Appunti e disappunti

Qualcuno l’altro giorno mi ha chiesto se credo nel soprannaturale. Credere... siamo costretti a credere, perché non riusciamo a vivere il sublime. Soprannaturale? Come se sapessimo che cosa sia la natura, di cui oggi aleggiano solo livide larve, come se sapessimo per quale ragione l’universo si sia paralizzato nel mutismo degli spazi vuoti, neri.

Il pianeta sta agonizzando: l’esistenza si consuma sotto un cielo acrilico. Ci hanno cancellato la luce, sottratto il tempo imprigionato nelle scadenze, nei ritmi aridi di giorni tutti uguali, uno più disgregato dell’altro. Ci intossicano la mente ed il corpo.

Di fronte all’enigma alcuni ci sanno solo ammannire teorie: buttano un’equazione qui, una matrice là; snocciolano astrusità e fumisterie e tutto è chiaro, spiegato, finalmente. Altri spiattellano elucubrazioni “esoteriche”, ma sono riti e concetti insulsi, cialtroneschi, caricature di parodie.

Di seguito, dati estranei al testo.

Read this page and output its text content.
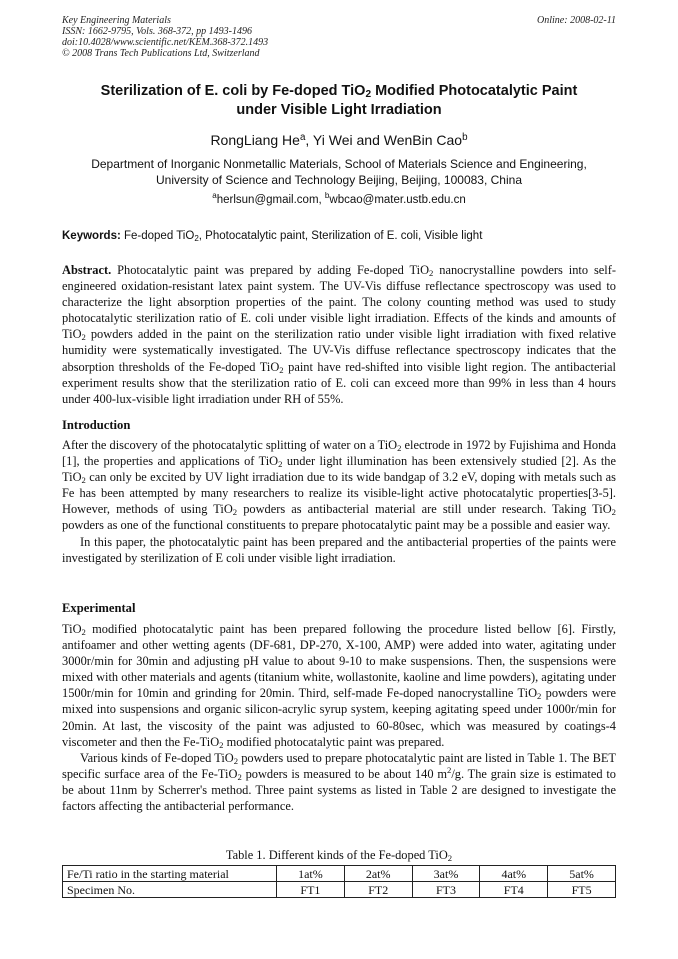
Key Engineering Materials
ISSN: 1662-9795, Vols. 368-372, pp 1493-1496
doi:10.4028/www.scientific.net/KEM.368-372.1493
© 2008 Trans Tech Publications Ltd, Switzerland
Online: 2008-02-11
Sterilization of E. coli by Fe-doped TiO$_2$ Modified Photocatalytic Paint
under Visible Light Irradiation
RongLiang He$^a$, Yi Wei and WenBin Cao$^b$
Department of Inorganic Nonmetallic Materials, School of Materials Science and Engineering,
University of Science and Technology Beijing, Beijing, 100083, China
$^a$herlsun@gmail.com, $^b$wbcao@mater.ustb.edu.cn
Keywords: Fe-doped TiO$_2$, Photocatalytic paint, Sterilization of E. coli, Visible light
Abstract. Photocatalytic paint was prepared by adding Fe-doped TiO$_2$ nanocrystalline powders into self-engineered oxidation-resistant latex paint system. The UV-Vis diffuse reflectance spectroscopy was used to characterize the light absorption properties of the paint. The colony counting method was used to study photocatalytic sterilization ratio of E. coli under visible light irradiation. Effects of the kinds and amounts of TiO$_2$ powders added in the paint on the sterilization ratio under visible light irradiation with fixed relative humidity were systematically investigated. The UV-Vis diffuse reflectance spectroscopy indicates that the absorption thresholds of the Fe-doped TiO$_2$ paint have red-shifted into visible light region. The antibacterial experiment results show that the sterilization ratio of E. coli can exceed more than 99% in less than 4 hours under 400-lux-visible light irradiation under RH of 55%.
Introduction

After the discovery of the photocatalytic splitting of water on a TiO$_2$ electrode in 1972 by Fujishima and Honda [1], the properties and applications of TiO$_2$ under light illumination has been extensively studied [2]. As the TiO$_2$ can only be excited by UV light irradiation due to its wide bandgap of 3.2 eV, doping with metals such as Fe has been attempted by many researchers to realize its visible-light active photocatalytic properties[3-5]. However, methods of using TiO$_2$ powders as antibacterial material are still under research. Taking TiO$_2$ powders as one of the functional constituents to prepare photocatalytic paint may be a possible and easier way.

In this paper, the photocatalytic paint has been prepared and the antibacterial properties of the paints were investigated by sterilization of E coli under visible light irradiation.

Experimental

TiO$_2$ modified photocatalytic paint has been prepared following the procedure listed bellow [6]. Firstly, antifoamer and other wetting agents (DF-681, DP-270, X-100, AMP) were added into water, agitating under 3000r/min for 30min and adjusting pH value to about 9-10 to make suspensions. Then, the suspensions were mixed with other materials and agents (titanium white, wollastonite, kaoline and lime powders), agitating under 1500r/min for 10min and grinding for 20min. Third, self-made Fe-doped nanocrystalline TiO$_2$ powders were mixed into suspensions and organic silicon-acrylic syrup system, keeping agitating speed under 1000r/min for 20min. At last, the viscosity of the paint was adjusted to 60-80sec, which was measured by coatings-4 viscometer and then the Fe-TiO$_2$ modified photocatalytic paint was prepared.

Various kinds of Fe-doped TiO$_2$ powders used to prepare photocatalytic paint are listed in Table 1. The BET specific surface area of the Fe-TiO$_2$ powders is measured to be about 140 $m^2/g$. The grain size is estimated to be about 11nm by Scherrer's method. Three paint systems as listed in Table 2 are designed to investigate the factors affecting the antibacterial performance.

Table 1. Different kinds of the Fe-doped TiO$_2$
Fe/Ti ratio in the starting material	1at%	2at%	3at%	4at%	5at%
Specimen No.	FT1	FT2	FT3	FT4	FT5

Certi si angustiano perché l’umanità, di questo passo, si estinguerà, ma non si sono accorti che l’uomo si è già estinto.

Con chi coabiteremo nel deserto?

Perché tutto questo? Perché il mondo è al contrario? E’ un luogo dove si è costretti a camminare capovolti. Né i dogmi né le astrazioni sono risposte. Cianfrusaglie: ne abbiamo a bizzeffe.

Forse soltanto chi non ha compreso ha intuito, ma la parola che definisca la terrificante meraviglia della vita non è stata ancora pronunciata.